22. The birds of air took to their repose in the hollows of mango trees, or on the tops of Kádamba arbours, as honest people of fair dealing, find their rest in the purity of their minds, and contriteness of their inward hearts.
23. The skirts of the clouds tinged with red by the slanting beams of the setting sun, and with a shade of yellow hue upon them, decorated the western hills with vests of yellow garb while the sky crowned their heads with gemming wreaths of starry groups.
24. The Goddess of evening (Vespera), having departed after receiving her homage (by the vespers of mankind), was followed by her train of dark night shades, appearing as black-bodied fiends—Vetálas (night roving nisácharas of deserts).
25. A gentle and cooling breeze was blowing softened by the dew drops of night, and opening the petals of the Kumuda flowers (nylumbium), and bearing their fragrance all around.
26. A thick gloom covered the face of nature, and the stars were hid under the mists of night, and all the quarters of the skies, seemed with their overhanging loose and hairy mists, as the faces of widows shrouded by the dark dishevelled hair of mourning (for their departed lord the sun).
27. Now appeared the moist orb of the moon in her ambrosial form in the milky ocean of the sky, to moisten the mundane heat with her milk-white beams (sudhá-subhra-dídhiti).

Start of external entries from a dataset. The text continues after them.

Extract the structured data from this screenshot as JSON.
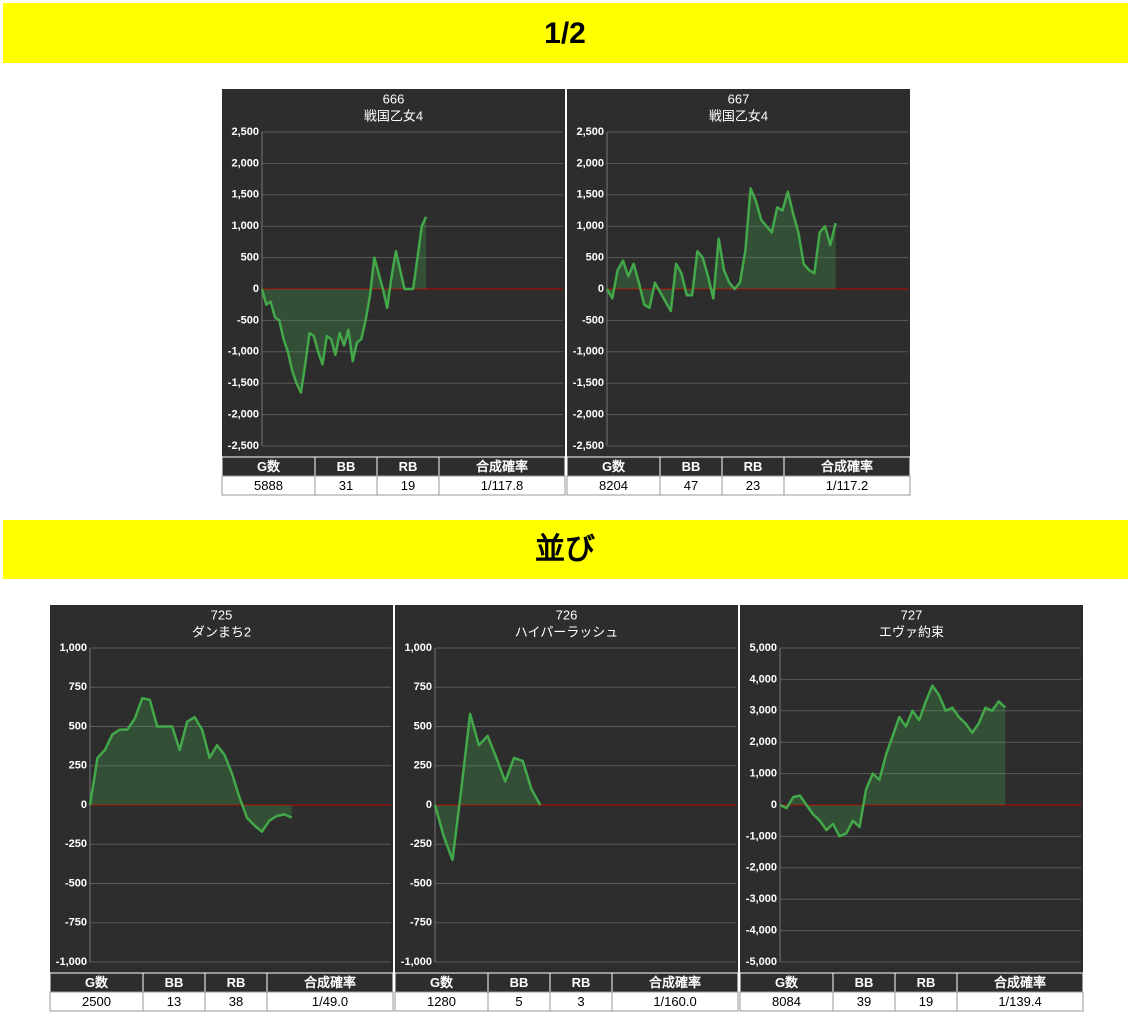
{
  "headings": [
    "1/2",
    "並び"
  ],
  "table_columns": [
    "G数",
    "BB",
    "RB",
    "合成確率"
  ],
  "chart_data": [
    {
      "type": "line",
      "title": "666",
      "subtitle": "戦国乙女4",
      "color": "#43a84a",
      "grid": true,
      "zero_line_color": "#c00000",
      "xlim": [
        0,
        10800
      ],
      "ylim": [
        -2500,
        2500
      ],
      "yticks": [
        {
          "value": 2500,
          "label": "2,500"
        },
        {
          "value": 2000,
          "label": "2,000"
        },
        {
          "value": 1500,
          "label": "1,500"
        },
        {
          "value": 1000,
          "label": "1,000"
        },
        500,
        0,
        -500,
        {
          "value": -1000,
          "label": "-1,000"
        },
        {
          "value": -1500,
          "label": "-1,500"
        },
        {
          "value": -2000,
          "label": "-2,000"
        },
        {
          "value": -2500,
          "label": "-2,500"
        }
      ],
      "values": [
        0,
        -250,
        -200,
        -450,
        -500,
        -800,
        -1000,
        -1300,
        -1500,
        -1650,
        -1200,
        -700,
        -750,
        -1000,
        -1200,
        -750,
        -800,
        -1050,
        -700,
        -900,
        -650,
        -1150,
        -850,
        -800,
        -500,
        -100,
        500,
        250,
        0,
        -300,
        200,
        600,
        300,
        0,
        0,
        0,
        500,
        1000,
        1150
      ],
      "table_row": [
        5888,
        31,
        19,
        "1/117.8"
      ]
    },
    {
      "type": "line",
      "title": "667",
      "subtitle": "戦国乙女4",
      "color": "#43a84a",
      "grid": true,
      "zero_line_color": "#c00000",
      "xlim": [
        0,
        10800
      ],
      "ylim": [
        -2500,
        2500
      ],
      "yticks": [
        {
          "value": 2500,
          "label": "2,500"
        },
        {
          "value": 2000,
          "label": "2,000"
        },
        {
          "value": 1500,
          "label": "1,500"
        },
        {
          "value": 1000,
          "label": "1,000"
        },
        500,
        0,
        -500,
        {
          "value": -1000,
          "label": "-1,000"
        },
        {
          "value": -1500,
          "label": "-1,500"
        },
        {
          "value": -2000,
          "label": "-2,000"
        },
        {
          "value": -2500,
          "label": "-2,500"
        }
      ],
      "values": [
        0,
        -150,
        300,
        450,
        200,
        400,
        100,
        -250,
        -300,
        100,
        -50,
        -200,
        -350,
        400,
        250,
        -100,
        -100,
        600,
        500,
        200,
        -150,
        800,
        300,
        100,
        0,
        100,
        600,
        1600,
        1400,
        1100,
        1000,
        900,
        1300,
        1250,
        1550,
        1200,
        900,
        400,
        300,
        250,
        900,
        1000,
        700,
        1050
      ],
      "table_row": [
        8204,
        47,
        23,
        "1/117.2"
      ]
    },
    {
      "type": "line",
      "title": "725",
      "subtitle": "ダンまち2",
      "color": "#43a84a",
      "grid": true,
      "zero_line_color": "#c00000",
      "xlim": [
        0,
        3730
      ],
      "ylim": [
        -1000,
        1000
      ],
      "yticks": [
        {
          "value": 1000,
          "label": "1,000"
        },
        750,
        500,
        250,
        0,
        -250,
        -500,
        -750,
        {
          "value": -1000,
          "label": "-1,000"
        }
      ],
      "values": [
        0,
        300,
        350,
        450,
        480,
        480,
        550,
        680,
        670,
        500,
        500,
        500,
        350,
        530,
        560,
        480,
        300,
        380,
        320,
        200,
        50,
        -80,
        -130,
        -170,
        -100,
        -70,
        -60,
        -80
      ],
      "table_row": [
        2500,
        13,
        38,
        "1/49.0"
      ]
    },
    {
      "type": "line",
      "title": "726",
      "subtitle": "ハイパーラッシュ",
      "color": "#43a84a",
      "grid": true,
      "zero_line_color": "#c00000",
      "xlim": [
        0,
        3660
      ],
      "ylim": [
        -1000,
        1000
      ],
      "yticks": [
        {
          "value": 1000,
          "label": "1,000"
        },
        750,
        500,
        250,
        0,
        -250,
        -500,
        -750,
        {
          "value": -1000,
          "label": "-1,000"
        }
      ],
      "values": [
        0,
        -200,
        -350,
        100,
        580,
        380,
        440,
        300,
        150,
        300,
        280,
        100,
        0
      ],
      "table_row": [
        1280,
        5,
        3,
        "1/160.0"
      ]
    },
    {
      "type": "line",
      "title": "727",
      "subtitle": "エヴァ約束",
      "color": "#43a84a",
      "grid": true,
      "zero_line_color": "#c00000",
      "xlim": [
        0,
        10800
      ],
      "ylim": [
        -5000,
        5000
      ],
      "yticks": [
        {
          "value": 5000,
          "label": "5,000"
        },
        {
          "value": 4000,
          "label": "4,000"
        },
        {
          "value": 3000,
          "label": "3,000"
        },
        {
          "value": 2000,
          "label": "2,000"
        },
        {
          "value": 1000,
          "label": "1,000"
        },
        0,
        {
          "value": -1000,
          "label": "-1,000"
        },
        {
          "value": -2000,
          "label": "-2,000"
        },
        {
          "value": -3000,
          "label": "-3,000"
        },
        {
          "value": -4000,
          "label": "-4,000"
        },
        {
          "value": -5000,
          "label": "-5,000"
        }
      ],
      "values": [
        0,
        -100,
        250,
        300,
        0,
        -300,
        -500,
        -800,
        -600,
        -1000,
        -900,
        -500,
        -700,
        500,
        1000,
        800,
        1600,
        2200,
        2800,
        2500,
        3000,
        2700,
        3300,
        3800,
        3500,
        3000,
        3100,
        2800,
        2600,
        2300,
        2600,
        3100,
        3000,
        3300,
        3100
      ],
      "table_row": [
        8084,
        39,
        19,
        "1/139.4"
      ]
    }
  ]
}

28. On her rising, the thick mists of darkness fled from the eastern hemisphere, and became invisible in the air; as the darkness of ignorance is put to flight from the minds of monarchs, by their attendance to the sayings of wisdom.
29. Then the sages and seers, the rulers and priests of the people, took their rest in their respective beds, as the words of Vasishtha which were full of meaning, reposed in the recesses of their hearts.
30. As the thick darkness of night, resembling the dark complexion of death, receded from the arena of the skies, there followed close on its foot-steps the dewy dawn of the day with her slow moving pace.
31. The twinkling stars now disappeared from the sky, as the flowers on the trees were blown away by the breeze, and strewn on the ground as the fallen stars of heaven.